Result: Database connection overhead reduced from ~25ms → ~0ms (amortized)

Optimization 6: Reducing Payload Size

// BEFORE: Sending everything
@GetMapping("/events/{id}")
public Event getEvent(@PathVariable String id) {
    Event event = eventService.get(id);
    return event;  // 50KB response
}

// AFTER: Field filtering
@GetMapping("/events/{id}")
public EventDTO getEvent(
        @PathVariable String id,
        @RequestParam(required = false) Set<String> fields) {

    Event event = eventService.get(id);

    if (fields == null || fields.isEmpty()) {
        return eventMapper.toDTO(event);
    }

    // Return only requested fields
    return eventMapper.toDTO(event, fields);  // 5KB response
}

// Client specifies fields
// GET /events/123?fields=id,type,timestamp

Smaller payloads = faster network transfer and serialization.

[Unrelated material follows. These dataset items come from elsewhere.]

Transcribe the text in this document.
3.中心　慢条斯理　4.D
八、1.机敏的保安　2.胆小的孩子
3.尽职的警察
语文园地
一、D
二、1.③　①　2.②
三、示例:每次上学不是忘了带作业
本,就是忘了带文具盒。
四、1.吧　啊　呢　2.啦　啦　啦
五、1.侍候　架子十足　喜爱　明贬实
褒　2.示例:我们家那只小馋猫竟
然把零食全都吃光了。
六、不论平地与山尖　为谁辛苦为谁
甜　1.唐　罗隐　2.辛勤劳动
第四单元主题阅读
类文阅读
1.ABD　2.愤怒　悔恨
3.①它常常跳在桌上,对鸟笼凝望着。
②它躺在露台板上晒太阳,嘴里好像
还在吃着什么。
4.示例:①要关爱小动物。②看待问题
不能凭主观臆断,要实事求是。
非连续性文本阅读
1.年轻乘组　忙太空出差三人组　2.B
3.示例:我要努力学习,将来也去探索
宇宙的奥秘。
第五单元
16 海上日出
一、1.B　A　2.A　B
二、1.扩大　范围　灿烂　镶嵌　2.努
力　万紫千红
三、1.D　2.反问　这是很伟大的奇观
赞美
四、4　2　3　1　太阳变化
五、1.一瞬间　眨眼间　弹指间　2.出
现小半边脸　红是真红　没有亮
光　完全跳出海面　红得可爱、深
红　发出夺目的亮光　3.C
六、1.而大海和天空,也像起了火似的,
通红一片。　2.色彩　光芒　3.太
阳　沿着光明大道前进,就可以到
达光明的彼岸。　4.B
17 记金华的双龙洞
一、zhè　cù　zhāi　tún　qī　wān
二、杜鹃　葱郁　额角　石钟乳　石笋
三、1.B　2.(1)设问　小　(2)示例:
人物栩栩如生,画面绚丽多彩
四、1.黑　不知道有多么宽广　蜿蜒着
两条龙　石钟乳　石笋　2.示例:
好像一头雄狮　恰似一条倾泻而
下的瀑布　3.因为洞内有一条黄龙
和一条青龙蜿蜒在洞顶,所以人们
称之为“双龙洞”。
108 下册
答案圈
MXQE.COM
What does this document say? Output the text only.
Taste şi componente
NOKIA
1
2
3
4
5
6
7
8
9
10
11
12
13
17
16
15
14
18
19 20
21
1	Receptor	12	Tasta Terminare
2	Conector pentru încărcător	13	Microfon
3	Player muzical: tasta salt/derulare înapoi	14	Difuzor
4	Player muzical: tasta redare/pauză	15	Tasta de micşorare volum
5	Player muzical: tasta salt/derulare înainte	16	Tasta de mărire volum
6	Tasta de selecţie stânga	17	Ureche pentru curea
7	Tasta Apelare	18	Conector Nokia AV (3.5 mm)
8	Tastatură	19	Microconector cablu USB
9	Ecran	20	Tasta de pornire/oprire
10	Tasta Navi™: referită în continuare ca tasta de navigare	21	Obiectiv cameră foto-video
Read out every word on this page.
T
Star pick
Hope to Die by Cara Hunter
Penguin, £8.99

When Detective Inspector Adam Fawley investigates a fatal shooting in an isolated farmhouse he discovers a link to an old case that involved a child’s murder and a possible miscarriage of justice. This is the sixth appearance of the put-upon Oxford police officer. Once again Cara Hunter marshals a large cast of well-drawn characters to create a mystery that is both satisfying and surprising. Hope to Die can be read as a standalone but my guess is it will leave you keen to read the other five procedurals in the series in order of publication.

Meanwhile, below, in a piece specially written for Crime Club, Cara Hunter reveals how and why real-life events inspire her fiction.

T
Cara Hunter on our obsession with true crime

Optimization 7: Algorithm Improvements

Sometimes the biggest wins come from algorithmic changes:

# BEFORE: O(n²) algorithm
def find_related_events(event_id, all_events):
    related = []
    target = get_event(event_id)

    for event in all_events:
        if is_related(target, event):  # Expensive comparison
            related.append(event)

    return related
    # For 10,000 events: ~5 seconds

# AFTER: O(n) with indexing
class EventIndex:
    def __init__(self):
        self.by_user = defaultdict(list)
        self.by_type = defaultdict(list)
        self.by_tag = defaultdict(set)

    def index_event(self, event):
        self.by_user[event.user_id].append(event.id)
        self.by_type[event.type].append(event.id)
        for tag in event.tags:
            self.by_tag[tag].add(event.id)

    def find_related(self, event_id):
        event = get_event(event_id)

        # Use indexes to find candidates
        candidates = set()
        candidates.update(self.by_user[event.user_id])
        candidates.update(self.by_type[event.type])

        for tag in event.tags:
            candidates.update(self.by_tag[tag])

        candidates.discard(event_id)
        return list(candidates)
        # For 10,000 events: ~50ms

Monitoring the Improvements

Track latency improvements with percentile metrics:

@Component
public class LatencyTracker {

    private final MeterRegistry registry;

    public void recordLatency(String endpoint, long durationMs) {
        registry.timer("http.request.duration",
            "endpoint", endpoint
        ).record(durationMs, TimeUnit.MILLISECONDS);
    }

    // Query percentiles
    public LatencyStats getStats(String endpoint) {
        Timer timer = registry.find("http.request.duration")
            .tag("endpoint", endpoint)
            .timer();

        return new LatencyStats(
            timer.mean(TimeUnit.MILLISECONDS),
            timer.percentile(0.50),  // p50 (median)
            timer.percentile(0.95),  // p95
            timer.percentile(0.99),  // p99
            timer.max(TimeUnit.MILLISECONDS)
        );
    }
}

Results Summary

OptimizationBeforeAfterImprovement
Database queries180ms40ms4.5x
Caching layer--35msNew
External services120ms60ms2x
Serialization30ms8ms3.75x
Connection pooling25ms~0ms
Total p95400ms50ms8x

Key Takeaways

  1. Measure first: Instrument everything before optimizing
  2. Fix the biggest problems: Focus on operations taking >10% of total time
  3. Database is often the bottleneck: Optimize queries, add indexes, batch operations
  4. Caching is powerful: But manage invalidation carefully
  5. Parallelize I/O: Don’t wait for sequential operations
  6. Reduce data transfer: Smaller payloads are faster
  7. Monitor continuously: Latency degrades over time without vigilance

Latency optimization is an ongoing journey, not a one-time project. Build monitoring, measurement, and optimization into your development culture.